Gümüş balığı, bahar aylarının habercisi olarak tezgahlarda yerini alır ve tıpkı ilk açan laleler gibi büyük bir heyecanla beklenir.
Sadık bir hayran kitlesi olan bu nadir balık, özellikle St. Petersburg gibi kıyı şehirlerinde büyük bir özlemle karşılanır.
19. yüzyıldan bu yana panayırlarda kovalarla satılan gümüş balığı, baharın gelişiyle birlikte yeniden tezgahların önünde uzun kuyruklar oluşturuyor.
Küçük, yumuşak etli ve neredeyse hiç kılçığı yok
Bu balığı bu kadar özel kılan en önemli özelliklerinden biri, kendine has aromasıdır. Taze tutulmuş gümüş balığı, salatalık gibi ferah bir kokuya sahiptir. Bu eşsiz koku, balıkta bulunan trimetilamin adlı özel bir maddeden kaynaklanır ve başka hiçbir balıkta bu kadar belirgin şekilde hissedilmez.
Lezzetiyle de dikkat çeken gümüş balığı, küçük, yumuşak etli ve neredeyse hiç kılçığı olmamasıyla kızartma için ideal bir seçimdir.
Temizleme konusunda ise küçük balıkların iç organlarının kızartma sırasında adeta "buharlaşması" nedeniyle genellikle ekstra bir işleme gerek duyulmaz.

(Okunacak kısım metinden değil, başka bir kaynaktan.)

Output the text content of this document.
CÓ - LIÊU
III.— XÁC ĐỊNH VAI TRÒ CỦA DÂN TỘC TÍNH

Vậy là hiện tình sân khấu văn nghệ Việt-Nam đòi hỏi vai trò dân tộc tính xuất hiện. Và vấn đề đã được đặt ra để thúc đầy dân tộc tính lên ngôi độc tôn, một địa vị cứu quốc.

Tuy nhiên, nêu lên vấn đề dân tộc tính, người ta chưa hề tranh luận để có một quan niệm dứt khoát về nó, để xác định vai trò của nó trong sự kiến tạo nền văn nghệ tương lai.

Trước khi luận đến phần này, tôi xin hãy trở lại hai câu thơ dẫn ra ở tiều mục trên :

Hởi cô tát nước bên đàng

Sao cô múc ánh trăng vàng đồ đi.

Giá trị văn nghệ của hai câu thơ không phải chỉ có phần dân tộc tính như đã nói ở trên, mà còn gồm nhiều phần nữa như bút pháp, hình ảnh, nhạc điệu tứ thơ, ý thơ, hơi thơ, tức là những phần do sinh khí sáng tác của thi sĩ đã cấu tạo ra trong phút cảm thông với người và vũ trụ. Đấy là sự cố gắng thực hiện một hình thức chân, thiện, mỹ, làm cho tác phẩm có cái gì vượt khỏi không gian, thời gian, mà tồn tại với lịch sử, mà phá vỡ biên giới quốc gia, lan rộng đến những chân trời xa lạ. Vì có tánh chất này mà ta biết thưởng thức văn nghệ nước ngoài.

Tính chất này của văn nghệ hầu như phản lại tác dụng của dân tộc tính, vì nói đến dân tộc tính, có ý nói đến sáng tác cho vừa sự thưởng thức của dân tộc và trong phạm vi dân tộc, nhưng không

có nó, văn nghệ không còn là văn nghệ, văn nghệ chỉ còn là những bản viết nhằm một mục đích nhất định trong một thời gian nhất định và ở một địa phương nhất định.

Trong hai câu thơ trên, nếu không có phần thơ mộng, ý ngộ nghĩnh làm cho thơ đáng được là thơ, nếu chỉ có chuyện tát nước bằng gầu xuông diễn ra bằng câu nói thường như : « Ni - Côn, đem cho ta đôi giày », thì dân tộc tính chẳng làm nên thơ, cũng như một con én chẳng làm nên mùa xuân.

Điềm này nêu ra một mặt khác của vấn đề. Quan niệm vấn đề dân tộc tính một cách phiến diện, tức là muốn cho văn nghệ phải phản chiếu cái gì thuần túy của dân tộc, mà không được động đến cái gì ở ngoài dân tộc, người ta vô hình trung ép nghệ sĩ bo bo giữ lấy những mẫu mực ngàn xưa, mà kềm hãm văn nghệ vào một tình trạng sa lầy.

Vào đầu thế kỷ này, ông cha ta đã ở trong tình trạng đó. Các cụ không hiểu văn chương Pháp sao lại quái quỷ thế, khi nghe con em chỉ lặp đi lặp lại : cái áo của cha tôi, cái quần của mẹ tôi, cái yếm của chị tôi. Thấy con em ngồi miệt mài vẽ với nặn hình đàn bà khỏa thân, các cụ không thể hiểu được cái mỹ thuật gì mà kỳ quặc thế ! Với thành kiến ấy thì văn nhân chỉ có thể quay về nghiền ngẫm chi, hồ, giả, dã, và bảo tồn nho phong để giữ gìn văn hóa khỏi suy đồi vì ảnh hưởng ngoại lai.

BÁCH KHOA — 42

Gümüş balığı, çıtır bagetler ya da ekşi krema, sarımsak ve otlarla hazırlanan bir sos eşliğinde servis edilebilir. Ayrıca limon ve bir kadeh beyaz şarapla da mükemmel bir uyum sağlar.
Baharın taze kokusunu sofralara taşıyan bu lezzet, her yıl olduğu gibi bu sezon da büyük bir ilgiyle karşılanıyor.